MySQL CHARSET: latin1 to utf8 and back again: seeking XEN with character encoding

MySQL CHARSET: latin1 to utf8 and back again: seeking XEN with character encoding

Written by on

A source of an amazing amount of misery for our website customers comes from MySQL CHARSET encoding. Many times, a customer will export their database from their previous deployment, install it on their new server, and discover strange characters embedded in their database.

We’ve actually written a couple of utilities to repair these problems in the past, including on in Ruby. However, they are very specific to the individual account you’re working on. Additionally, it’s not unusual for a customer to have a partially broken installation due to attempts to fix it. We had a customer some months ago who gave us a veeery long weekend after dumping the site, then shutting down the old account, and then requesting we do the import for them.

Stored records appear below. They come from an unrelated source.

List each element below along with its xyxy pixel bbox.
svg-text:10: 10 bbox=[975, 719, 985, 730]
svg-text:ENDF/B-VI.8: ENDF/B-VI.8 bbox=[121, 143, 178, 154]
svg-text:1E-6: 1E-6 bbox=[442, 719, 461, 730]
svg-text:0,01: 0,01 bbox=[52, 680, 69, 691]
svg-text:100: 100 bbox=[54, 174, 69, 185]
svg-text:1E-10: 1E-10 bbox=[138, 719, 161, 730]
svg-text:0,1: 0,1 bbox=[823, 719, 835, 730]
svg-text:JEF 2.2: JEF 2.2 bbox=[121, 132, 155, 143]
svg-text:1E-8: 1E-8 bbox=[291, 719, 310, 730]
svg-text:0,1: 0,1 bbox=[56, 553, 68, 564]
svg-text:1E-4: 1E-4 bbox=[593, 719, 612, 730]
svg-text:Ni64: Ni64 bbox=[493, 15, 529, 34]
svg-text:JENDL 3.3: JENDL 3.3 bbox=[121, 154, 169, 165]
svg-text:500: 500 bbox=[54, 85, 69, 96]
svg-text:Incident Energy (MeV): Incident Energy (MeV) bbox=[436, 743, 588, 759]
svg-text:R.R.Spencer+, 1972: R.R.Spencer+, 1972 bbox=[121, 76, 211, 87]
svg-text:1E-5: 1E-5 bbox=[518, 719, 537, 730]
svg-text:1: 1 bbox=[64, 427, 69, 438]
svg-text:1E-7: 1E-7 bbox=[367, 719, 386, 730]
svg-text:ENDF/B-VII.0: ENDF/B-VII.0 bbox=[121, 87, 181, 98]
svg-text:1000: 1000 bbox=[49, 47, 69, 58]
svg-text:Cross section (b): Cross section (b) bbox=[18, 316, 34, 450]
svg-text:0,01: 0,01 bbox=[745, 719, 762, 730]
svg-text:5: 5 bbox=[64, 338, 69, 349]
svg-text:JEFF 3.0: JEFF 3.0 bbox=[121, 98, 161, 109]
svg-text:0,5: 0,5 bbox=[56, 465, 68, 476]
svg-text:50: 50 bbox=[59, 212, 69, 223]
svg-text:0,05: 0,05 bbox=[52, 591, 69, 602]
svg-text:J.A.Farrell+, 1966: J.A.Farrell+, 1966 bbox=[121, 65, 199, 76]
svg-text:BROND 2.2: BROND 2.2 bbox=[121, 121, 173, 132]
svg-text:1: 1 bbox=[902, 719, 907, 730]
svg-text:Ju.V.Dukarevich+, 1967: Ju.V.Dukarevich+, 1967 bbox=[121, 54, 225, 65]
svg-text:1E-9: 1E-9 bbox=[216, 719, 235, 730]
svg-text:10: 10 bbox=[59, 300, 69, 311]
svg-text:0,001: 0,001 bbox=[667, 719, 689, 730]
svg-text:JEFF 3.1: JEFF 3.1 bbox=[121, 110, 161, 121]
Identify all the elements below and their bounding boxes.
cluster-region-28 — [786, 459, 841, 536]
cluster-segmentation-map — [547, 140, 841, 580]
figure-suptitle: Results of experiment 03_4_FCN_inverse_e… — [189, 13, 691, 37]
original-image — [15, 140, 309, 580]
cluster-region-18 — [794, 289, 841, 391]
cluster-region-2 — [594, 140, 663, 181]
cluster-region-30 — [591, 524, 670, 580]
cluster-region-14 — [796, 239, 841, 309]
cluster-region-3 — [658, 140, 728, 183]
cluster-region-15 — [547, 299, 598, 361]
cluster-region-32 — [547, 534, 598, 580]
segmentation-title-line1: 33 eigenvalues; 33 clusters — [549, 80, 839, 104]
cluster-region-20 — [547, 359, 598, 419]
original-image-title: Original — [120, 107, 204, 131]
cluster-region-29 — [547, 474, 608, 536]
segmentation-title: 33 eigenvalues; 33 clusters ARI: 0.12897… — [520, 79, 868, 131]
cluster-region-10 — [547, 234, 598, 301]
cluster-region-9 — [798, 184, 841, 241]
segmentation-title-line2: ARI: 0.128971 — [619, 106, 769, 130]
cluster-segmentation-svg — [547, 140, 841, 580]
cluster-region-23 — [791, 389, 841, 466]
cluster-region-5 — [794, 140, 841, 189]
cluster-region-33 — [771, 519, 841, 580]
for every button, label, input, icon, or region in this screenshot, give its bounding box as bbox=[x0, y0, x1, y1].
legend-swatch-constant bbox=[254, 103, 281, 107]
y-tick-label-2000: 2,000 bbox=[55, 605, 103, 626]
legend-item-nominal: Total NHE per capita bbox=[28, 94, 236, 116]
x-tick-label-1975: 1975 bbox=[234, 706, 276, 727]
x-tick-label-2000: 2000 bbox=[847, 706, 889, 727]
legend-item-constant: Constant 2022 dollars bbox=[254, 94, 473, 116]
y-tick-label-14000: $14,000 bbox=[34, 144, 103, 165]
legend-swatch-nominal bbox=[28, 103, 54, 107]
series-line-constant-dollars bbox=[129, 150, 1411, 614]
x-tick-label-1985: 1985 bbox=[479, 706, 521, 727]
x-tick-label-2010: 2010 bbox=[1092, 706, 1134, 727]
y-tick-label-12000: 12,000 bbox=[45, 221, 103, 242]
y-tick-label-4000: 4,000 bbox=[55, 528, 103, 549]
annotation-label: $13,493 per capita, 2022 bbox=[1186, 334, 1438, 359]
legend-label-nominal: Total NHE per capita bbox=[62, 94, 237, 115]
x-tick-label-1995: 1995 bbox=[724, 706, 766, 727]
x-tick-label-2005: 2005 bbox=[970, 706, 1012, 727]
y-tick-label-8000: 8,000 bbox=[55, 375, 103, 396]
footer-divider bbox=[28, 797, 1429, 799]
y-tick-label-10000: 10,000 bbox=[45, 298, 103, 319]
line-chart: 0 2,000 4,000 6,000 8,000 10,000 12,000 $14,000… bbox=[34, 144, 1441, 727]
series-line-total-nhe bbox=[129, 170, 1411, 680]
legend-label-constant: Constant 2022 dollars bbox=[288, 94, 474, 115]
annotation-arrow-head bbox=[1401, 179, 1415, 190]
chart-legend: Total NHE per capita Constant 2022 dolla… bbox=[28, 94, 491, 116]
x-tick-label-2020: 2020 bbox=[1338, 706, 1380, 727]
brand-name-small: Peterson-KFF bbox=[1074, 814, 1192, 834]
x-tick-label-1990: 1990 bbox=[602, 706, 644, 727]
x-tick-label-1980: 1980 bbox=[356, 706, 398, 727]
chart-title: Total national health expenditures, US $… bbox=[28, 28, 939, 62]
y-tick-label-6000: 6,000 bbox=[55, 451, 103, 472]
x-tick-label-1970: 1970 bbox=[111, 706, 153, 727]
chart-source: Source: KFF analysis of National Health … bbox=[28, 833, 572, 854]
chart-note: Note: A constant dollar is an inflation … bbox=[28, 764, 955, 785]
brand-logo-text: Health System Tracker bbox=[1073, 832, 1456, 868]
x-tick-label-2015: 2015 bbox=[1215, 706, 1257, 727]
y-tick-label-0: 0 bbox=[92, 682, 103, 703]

Unfortunately, the encoding on the dump was wrong, and after importing it, we have a plethora of issues. In addition, the database had a mix of unicode (utf-8) and latin1 encoding due to several previous attempts to fix the problem, or perhaps upgrades (nobody was sure), so we ended up having to sift through literally gigs of mysql .sql dumps by hand to fix the problem.

Not fun.

It turns out that:

  • You can have different encodings set for the MySQL server and client
  • PHP can have it’s own encoding type, which is different than either MySQL setting
  • Dumps can have mixed types in them (as stated)
  • Altering MySQL table character encoding can only be done on a per-table basis, which can be fixed, but which can introduce double encoding if you have a mixed database if you script it, causing you to have to revert back to the original dump mid-process if you make a mistake

That last one is sooo not fun.

If you’re in this situation, you should seriously read this post from yk, which basically lays out the basics on converting table encoding. I’ll rate that post a 4 out of 10. Useful, but it pales in comparison to Derek Siver’s post on oreillynet, which actually lays out a better explanation than the notes I kept on our process. It’s one of the best posts I’ve come across on fixing the problem, so I’m actually going to link to it rather than spend two hours writing up our notes, which are substantially the same. Thanks for the Monday evening back Derek. I think I’ll go watch my MythTV box.

I cannot reiterate enough the importance of starting your MySQL database projects exclusively with UTF-8 encoding - it will save you from more headaches down the road.